Good advice about the sunscreen pre-application. I’ll try that.

Furthermore, I’ll take this conversation as a reminder to go remove my suit from it’s drying line, and 303 the gaskets.


Not all gaskets are the same
Gasket manufacturers each have their ““own”” blend.

Various thicknesses and material blends = XYZ life

I’ve been told it’s hit-or-miss and nobody guarantees

a seal will last XYZ weeks, months, years, etc.

It could rip on trip number 2 or trip number 220.

Long trips might require a ““seal kit”” in the hatch.

After messing around with ““other”” seals from

god-knows-where at scuba shops specializing in dry suits

–I’m sticking with original manufacturer equipment.

Mine lasted much longer than that
It began by getting sticky at 4 yrs and ended by getting a small tear, at age 5. I replaced it myself using Kayak Academy’s field kit.

I always rinse off my drysuit after use, both inside and out. Hang it up outside only long enough to stop dripping, then bring it inside out of the sun’s UV.

The gooey silicone thing
I bought one of those and immediately discovered that I would need to trim my neck gasket to use it. I held off doing so. The gasket is OK for my neck in fresh water.

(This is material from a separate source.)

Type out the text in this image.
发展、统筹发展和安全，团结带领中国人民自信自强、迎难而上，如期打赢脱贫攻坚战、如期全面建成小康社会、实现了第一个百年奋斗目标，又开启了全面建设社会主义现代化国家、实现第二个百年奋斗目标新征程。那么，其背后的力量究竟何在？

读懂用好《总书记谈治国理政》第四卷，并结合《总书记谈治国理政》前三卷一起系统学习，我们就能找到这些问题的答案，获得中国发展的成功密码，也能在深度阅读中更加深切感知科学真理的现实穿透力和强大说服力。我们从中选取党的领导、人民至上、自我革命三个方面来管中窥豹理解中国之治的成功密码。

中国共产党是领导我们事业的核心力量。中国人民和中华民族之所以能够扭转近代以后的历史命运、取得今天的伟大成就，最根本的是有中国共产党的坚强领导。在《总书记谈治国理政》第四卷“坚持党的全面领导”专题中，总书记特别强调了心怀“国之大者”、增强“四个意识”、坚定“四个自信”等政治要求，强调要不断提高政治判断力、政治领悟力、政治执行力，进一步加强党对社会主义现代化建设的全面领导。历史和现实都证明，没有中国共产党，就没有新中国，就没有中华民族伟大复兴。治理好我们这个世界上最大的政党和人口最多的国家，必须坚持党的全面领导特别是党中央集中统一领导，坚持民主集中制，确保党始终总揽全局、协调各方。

I wonder if a tiny amount of vegetable oil smeared on my neck would prevent neck burn? Would need to be obsessive about keeping it from touching the Gore-tex.

Not 303
Local dive shop recommends using unscented talc on the seals when not is use. I’ve had then last 4 years, and only one. The talc seems to be working.

Use both
Unscented talc on the gasket just before putting it on and immediately after taking it off, the latter soaks up oils that might not have made it into the latex yet. That’s the usual dive habit.

303 for periodic maintenance, that’s in general.

The two of these together do add length to the life of my gaskets.

more than 4 years
My Kokatat GFER is 4 years old and the gaskets seem as good as new. I apply 303 on both sides of the gasket before every use, use only alcohol-based not oil-based sunscreens, rinse well after each use, and apply 303 during any long storage periods.

alcohol-based sunscreen?
Can you tell me more about the alcohol-based sunscreen?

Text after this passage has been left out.